Des trois premiers épisode de la saga Mad Max (79, 81, 85) le public avait retenu l'extravagance nihiliste, les propos visionnaires concernant les guerres du pétrole et de l'eau et tout un univers constitué de bric-à-brac extravagant, recouvert de pointes et d'aspérités mortelles. Puis, on entendit tout et son contraire : Mad Max premier du nom, glorifierait la violence et la furie compulsive de la société moderne, tandis que le second serait une glorification d'une Amérique conservatrice à travers la figure quasi-christique de Mad Max, le noble enragé ; le troisième épisode, qui délaissait les bolides en faveur d'une arène de techno-gladiateurs, se résument pour certains à un péplum déjanté, post-apocalyptique et franchement kitsch. Mais voilà, 30 ans plus tard, Miller revient, et ce à une époque où l'on ne compte plus les reboots, remakes et autres injures à la création et au septième art... Mad Max : allait-il s'inscrire dans cet abâtardissement généralisé ?

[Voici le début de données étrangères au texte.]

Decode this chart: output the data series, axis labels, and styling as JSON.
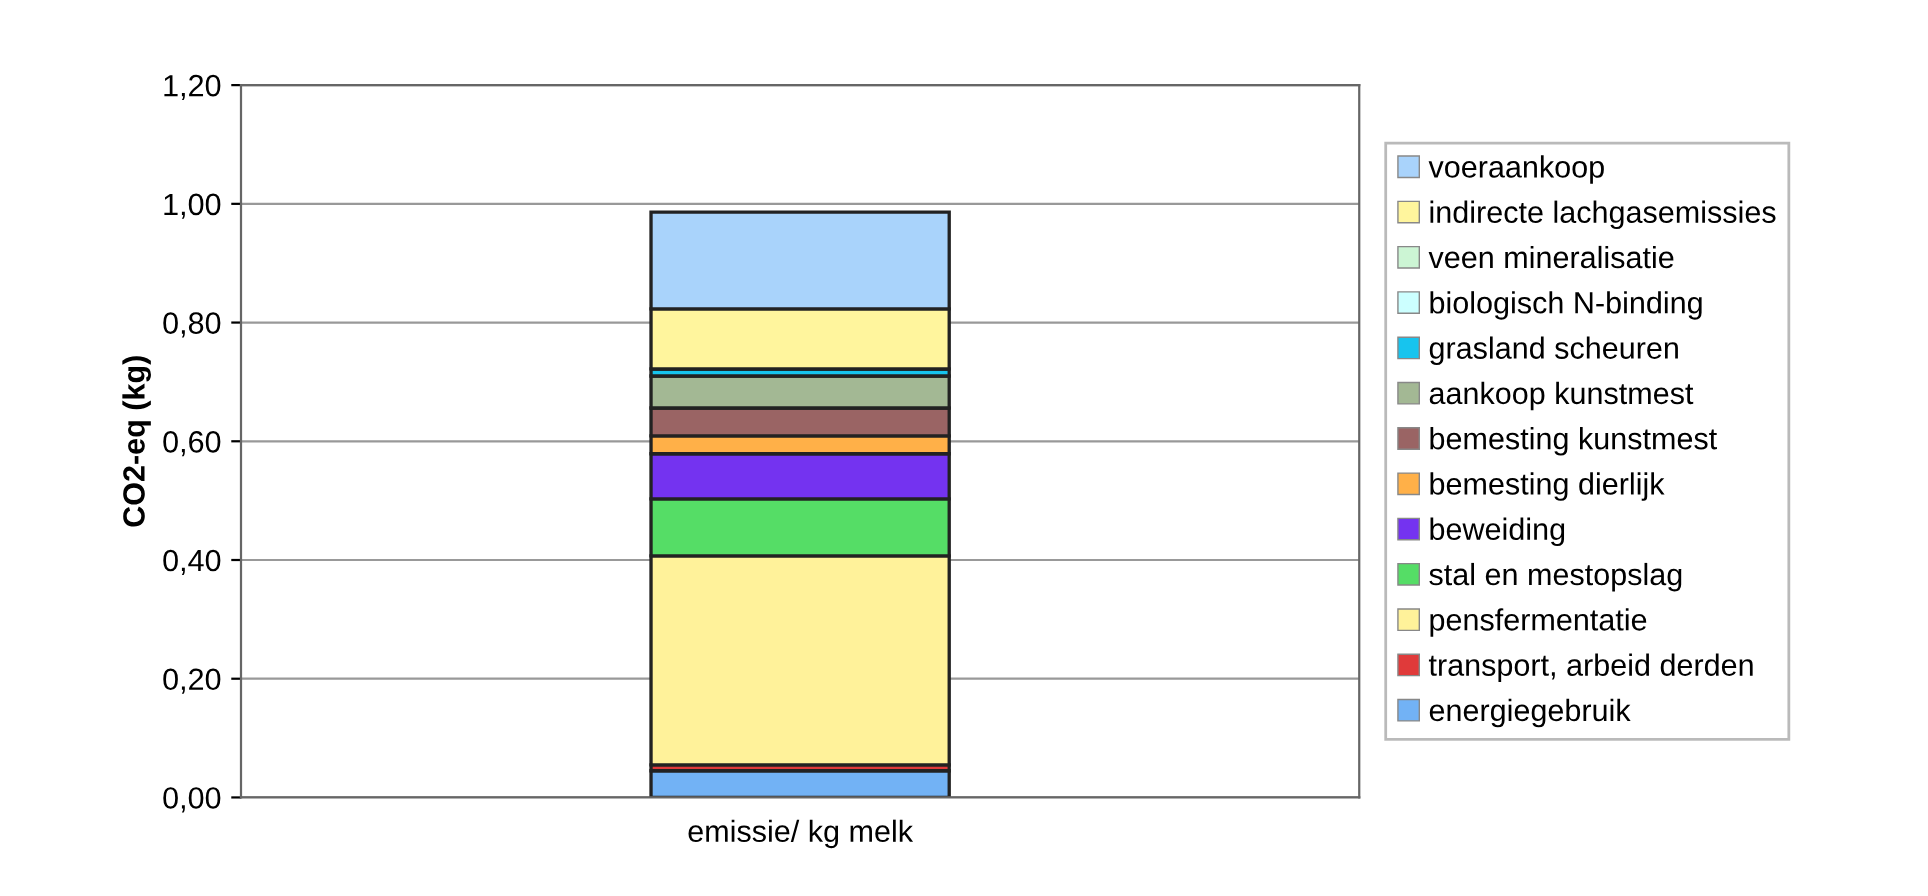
{
  "chart_data": {
    "type": "bar",
    "stacked": true,
    "ylabel": "CO2-eq (kg)",
    "categories": [
      "emissie/ kg melk"
    ],
    "ylim": [
      0,
      1.2
    ],
    "yticks": [
      {
        "value": 0,
        "label": "0,00"
      },
      {
        "value": 0.2,
        "label": "0,20"
      },
      {
        "value": 0.4,
        "label": "0,40"
      },
      {
        "value": 0.6,
        "label": "0,60"
      },
      {
        "value": 0.8,
        "label": "0,80"
      },
      {
        "value": 1.0,
        "label": "1,00"
      },
      {
        "value": 1.2,
        "label": "1,20"
      }
    ],
    "grid": "y",
    "legend": "right",
    "series": [
      {
        "name": "energiegebruik",
        "color": "#72b2f5",
        "values": [
          0.045
        ]
      },
      {
        "name": "transport, arbeid derden",
        "color": "#e03a3a",
        "values": [
          0.01
        ]
      },
      {
        "name": "pensfermentatie",
        "color": "#fff29a",
        "values": [
          0.352
        ]
      },
      {
        "name": "stal en mestopslag",
        "color": "#55dd66",
        "values": [
          0.096
        ]
      },
      {
        "name": "beweiding",
        "color": "#7433f0",
        "values": [
          0.076
        ]
      },
      {
        "name": "bemesting dierlijk",
        "color": "#ffb048",
        "values": [
          0.03
        ]
      },
      {
        "name": "bemesting kunstmest",
        "color": "#9a6464",
        "values": [
          0.047
        ]
      },
      {
        "name": "aankoop kunstmest",
        "color": "#a3b894",
        "values": [
          0.054
        ]
      },
      {
        "name": "grasland scheuren",
        "color": "#17c4ee",
        "values": [
          0.012
        ]
      },
      {
        "name": "biologisch N-binding",
        "color": "#ccffff",
        "values": [
          null
        ]
      },
      {
        "name": "veen mineralisatie",
        "color": "#ccf5d4",
        "values": [
          null
        ]
      },
      {
        "name": "indirecte lachgasemissies",
        "color": "#fff59d",
        "values": [
          0.101
        ]
      },
      {
        "name": "voeraankoop",
        "color": "#a9d3fb",
        "values": [
          0.163
        ]
      }
    ]
  }
}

Premier constat, d'une importance non-négligeable, ce quatrième Mad Max ne fait pas l'effet d'un remake ou d'un reboot, mais plutôt celui d'un nouveau James Bond : sans renier son passé ni chercher à faire du neuf avec du vieux, cet épisode s'inscrit plutôt dans la continuité visuelle et morale des deux premiers - il constituera d'ailleurs comme eux avant lui une nouvelle référence du genre tant la mise en scène est brillante et maîtrisée. Le brio avec lequel l'esprit visionnaire qu'est Miller parvient à faire s'enchaîner cascades, fusillades, courses poursuites et visions dantesques est d'ailleurs d'autant plus impressionnante - ahurissant, même ! - que ce dernier ne fit appel aux fonds verts qu'en cas d'ultime recours, faisant la part belle à l'ingéniosité physique et aux risques entêtants.
Adepte des scénarios réduits à la portion congrue, la série Max Mad trouve dans son quatrième épisode un digne disciple de la philosophie de Stephen King selon laquelle une bonne histoire doit s'appuyer sur une base primaire et simpliste - avant d'être, si possible, étoffée. Ici, l'immense fuite en avant à laquelle se laisse aller Furiosa - Charlize Theron, impériale - et Max - Tom Hardy, taiseux malgré une voix remarquable - semble n'être qu'un écho à l'état "primaire" dans lequel se retrouverait invariablement une civilisation privée d'eau et/ou de pétrole. Vous en doutez? Intéressez-vous donc un peu au Sud-Soudan... Cela n'ôte pour être honnête aucun charme à la fuite vindicative des révoltés du désert, mais certains pointeront à raison la simplicité d'un "scénario en U" justifiant pourtant à merveille deux heures d'un déchaînement furieux et apocalyptique, d'une fulgurance sonore inouïe, qui réussit le tour de maître de ressusciter la saga des Mad Max et d'offrir de nouvelles pistes à creuses pour d'éventuels nouveaux opus.